South Korea’s President Moon Jae-in has nominated Choi Ki-young, who leads an effort to create semiconductor chips that mimic processes in the brain, to be the new minister of science, information and communication technologies.
Choi’s nomination comes amid growing tensions between South Korea and Japan, which imposed export restrictions on materials crucial to the South Korean semiconductor and electronic display industries in early July. The restrictions have left South Korean companies scrambling to secure alternative supplies, according to media reports.
Choi said he felt a “heavy responsibility” in assuming the position given the situation with Japan, according to Yonhap News Agency. “We need to find fundamental solutions to turn the current situation into an opportunity that can boost the country’s overall competitiveness,” he said.
Choi is one of eight ministerial positions Moon has announced as part of a long-planned cabinet reshuffle. He replaces Yoo Young-min.
Since July, the Japanese government has insisted on approving every shipment to South Korea of photoresists and hydrogen fluoride, which are used to etch circuitry in semiconductors, as well as of fluorinated polyimide, which is used to manufacture smartphone displays. Previously, companies could get approval to export these goods for a set time. Industry experts predict that the new requirement could lead to major disruptions within months.
And on 2 August, Japan’s cabinet also removed South Korea from its list of preferred trading partners, raising the prospect of further restrictions. Moon has vowed to take corresponding measures. On Monday, South Korea removed Japan from its list of preferred trading partners.
When Japan announced the export restrictions, prime minister Shinzo Abe said that they were because of national-security concerns. But the move is widely seen as retaliation for South Korean court rulings last year that ordered Japanese firms to compensate South Koreans who were forced into factory labour during the Second World War, when the Korean Peninsula was under Japanese colonial rule. Japan says the issue was settled when the two countries normalized relations in 1965.
Choi, at Seoul National University, also leads the Neural-Processing Research Center, an academic–industry partnership to develop semiconductor chips that mimic processes in the human brain.

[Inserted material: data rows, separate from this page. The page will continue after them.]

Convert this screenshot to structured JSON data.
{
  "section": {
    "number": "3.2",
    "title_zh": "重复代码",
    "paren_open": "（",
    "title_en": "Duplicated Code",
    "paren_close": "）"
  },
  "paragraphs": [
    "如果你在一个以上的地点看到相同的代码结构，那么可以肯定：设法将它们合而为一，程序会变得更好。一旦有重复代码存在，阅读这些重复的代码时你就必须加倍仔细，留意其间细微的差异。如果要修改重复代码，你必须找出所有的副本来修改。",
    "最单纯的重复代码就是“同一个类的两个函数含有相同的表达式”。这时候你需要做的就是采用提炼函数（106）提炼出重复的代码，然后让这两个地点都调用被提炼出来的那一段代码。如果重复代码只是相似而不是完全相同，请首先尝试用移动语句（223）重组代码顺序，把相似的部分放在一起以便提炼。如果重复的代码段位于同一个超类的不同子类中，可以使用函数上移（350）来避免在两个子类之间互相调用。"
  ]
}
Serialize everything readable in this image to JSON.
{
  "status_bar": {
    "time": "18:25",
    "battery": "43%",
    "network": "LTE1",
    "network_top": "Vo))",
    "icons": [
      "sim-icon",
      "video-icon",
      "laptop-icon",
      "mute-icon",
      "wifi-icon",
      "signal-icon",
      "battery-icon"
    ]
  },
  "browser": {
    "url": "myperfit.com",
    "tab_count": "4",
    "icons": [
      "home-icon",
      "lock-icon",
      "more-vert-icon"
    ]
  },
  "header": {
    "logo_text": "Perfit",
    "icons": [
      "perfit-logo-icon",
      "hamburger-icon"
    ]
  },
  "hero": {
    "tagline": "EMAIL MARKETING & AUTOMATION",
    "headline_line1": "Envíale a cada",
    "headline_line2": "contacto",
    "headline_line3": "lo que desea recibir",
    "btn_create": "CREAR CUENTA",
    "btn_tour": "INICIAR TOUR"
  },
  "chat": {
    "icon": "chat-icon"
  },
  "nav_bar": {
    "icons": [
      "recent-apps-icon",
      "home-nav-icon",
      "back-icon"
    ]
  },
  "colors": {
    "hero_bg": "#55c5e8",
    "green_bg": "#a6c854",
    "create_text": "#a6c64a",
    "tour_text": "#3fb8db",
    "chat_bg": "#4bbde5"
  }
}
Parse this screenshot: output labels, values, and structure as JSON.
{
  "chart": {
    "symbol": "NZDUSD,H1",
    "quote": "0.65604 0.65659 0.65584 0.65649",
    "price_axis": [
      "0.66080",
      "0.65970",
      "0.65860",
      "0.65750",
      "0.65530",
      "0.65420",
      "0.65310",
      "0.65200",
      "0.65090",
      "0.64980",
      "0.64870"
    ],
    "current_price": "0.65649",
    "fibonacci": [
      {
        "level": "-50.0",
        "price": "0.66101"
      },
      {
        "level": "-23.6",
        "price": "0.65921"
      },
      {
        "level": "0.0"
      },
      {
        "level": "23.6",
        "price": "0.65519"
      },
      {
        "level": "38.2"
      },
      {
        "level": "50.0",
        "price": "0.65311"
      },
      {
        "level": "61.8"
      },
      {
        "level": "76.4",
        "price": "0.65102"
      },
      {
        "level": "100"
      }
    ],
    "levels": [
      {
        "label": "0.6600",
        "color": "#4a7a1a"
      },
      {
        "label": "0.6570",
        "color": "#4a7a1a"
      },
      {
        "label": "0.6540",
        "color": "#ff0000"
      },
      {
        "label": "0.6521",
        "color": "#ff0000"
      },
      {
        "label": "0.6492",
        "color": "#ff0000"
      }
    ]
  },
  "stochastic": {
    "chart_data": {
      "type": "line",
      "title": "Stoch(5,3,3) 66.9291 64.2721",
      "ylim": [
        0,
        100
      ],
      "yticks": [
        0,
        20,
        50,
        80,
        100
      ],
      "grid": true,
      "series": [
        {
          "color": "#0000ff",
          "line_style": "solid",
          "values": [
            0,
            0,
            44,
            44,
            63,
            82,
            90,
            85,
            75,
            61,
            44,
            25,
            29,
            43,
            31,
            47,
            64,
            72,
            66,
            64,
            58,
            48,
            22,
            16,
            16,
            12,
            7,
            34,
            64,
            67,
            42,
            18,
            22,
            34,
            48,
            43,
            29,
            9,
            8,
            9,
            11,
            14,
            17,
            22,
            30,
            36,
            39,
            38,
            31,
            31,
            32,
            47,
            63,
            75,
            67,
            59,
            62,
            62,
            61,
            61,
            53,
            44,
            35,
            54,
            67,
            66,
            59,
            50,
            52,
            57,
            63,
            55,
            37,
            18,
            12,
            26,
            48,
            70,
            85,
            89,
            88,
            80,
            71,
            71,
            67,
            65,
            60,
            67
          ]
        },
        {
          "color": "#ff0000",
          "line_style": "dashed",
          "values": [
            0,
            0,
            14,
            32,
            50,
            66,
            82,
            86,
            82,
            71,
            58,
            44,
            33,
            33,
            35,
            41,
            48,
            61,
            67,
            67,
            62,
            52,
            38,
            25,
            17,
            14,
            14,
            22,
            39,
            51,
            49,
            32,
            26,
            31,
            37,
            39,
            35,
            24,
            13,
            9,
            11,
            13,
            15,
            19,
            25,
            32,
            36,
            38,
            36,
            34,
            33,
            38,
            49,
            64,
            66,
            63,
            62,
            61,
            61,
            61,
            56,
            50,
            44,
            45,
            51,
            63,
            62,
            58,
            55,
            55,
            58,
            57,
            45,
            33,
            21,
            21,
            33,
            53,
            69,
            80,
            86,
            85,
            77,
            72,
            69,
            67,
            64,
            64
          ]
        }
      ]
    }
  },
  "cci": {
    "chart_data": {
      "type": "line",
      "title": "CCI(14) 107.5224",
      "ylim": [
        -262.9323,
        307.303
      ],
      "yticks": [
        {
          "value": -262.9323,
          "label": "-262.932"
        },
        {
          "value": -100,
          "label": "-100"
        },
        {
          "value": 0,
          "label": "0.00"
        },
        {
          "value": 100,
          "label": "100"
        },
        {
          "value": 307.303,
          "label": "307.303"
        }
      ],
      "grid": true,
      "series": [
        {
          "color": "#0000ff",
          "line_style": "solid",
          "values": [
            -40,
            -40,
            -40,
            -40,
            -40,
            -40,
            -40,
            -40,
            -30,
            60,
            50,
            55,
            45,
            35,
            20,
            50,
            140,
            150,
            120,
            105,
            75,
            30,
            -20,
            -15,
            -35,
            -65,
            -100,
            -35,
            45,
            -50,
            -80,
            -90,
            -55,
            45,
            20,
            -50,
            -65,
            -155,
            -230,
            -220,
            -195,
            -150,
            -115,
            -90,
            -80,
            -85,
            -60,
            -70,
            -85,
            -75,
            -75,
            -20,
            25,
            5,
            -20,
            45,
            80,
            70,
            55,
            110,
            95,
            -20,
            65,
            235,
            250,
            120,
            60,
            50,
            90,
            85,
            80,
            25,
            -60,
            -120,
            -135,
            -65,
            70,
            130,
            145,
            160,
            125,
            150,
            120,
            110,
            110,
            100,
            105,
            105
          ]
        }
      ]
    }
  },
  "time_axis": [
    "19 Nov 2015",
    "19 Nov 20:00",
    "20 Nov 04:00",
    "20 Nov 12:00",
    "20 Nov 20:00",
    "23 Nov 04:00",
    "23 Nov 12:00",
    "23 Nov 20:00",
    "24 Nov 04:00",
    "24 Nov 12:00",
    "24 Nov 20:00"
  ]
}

His nomination ends months of speculation about the post. On 31 March, Moon withdrew his previous nomination, for Cho Dong-ho, an electrical engineer at the Korean Advanced Institute of Science and Technology in Daejeon, after the government alleged he had failed to disclose that he had attended a 2017 conference hosted by OMICS International, a publisher in Hyderabad, India, that was accused of using deceptive practices earlier this year. In April, a US federal judge fined OMICS's founder Srinubabu Gedela and three of his companies US$50.1 million for not disclosing publication fees adequately and for overstated claims about peer review — a decision that OMICS said it would appeal. OMICS or Gedela did not respond to Nature’s requests for comment.
South Korean media has reported that the Moon administration has struggled for months to find a suitable nominee.
Choi will now face confirmation hearings in the National Assembly before Moon makes his appointment official.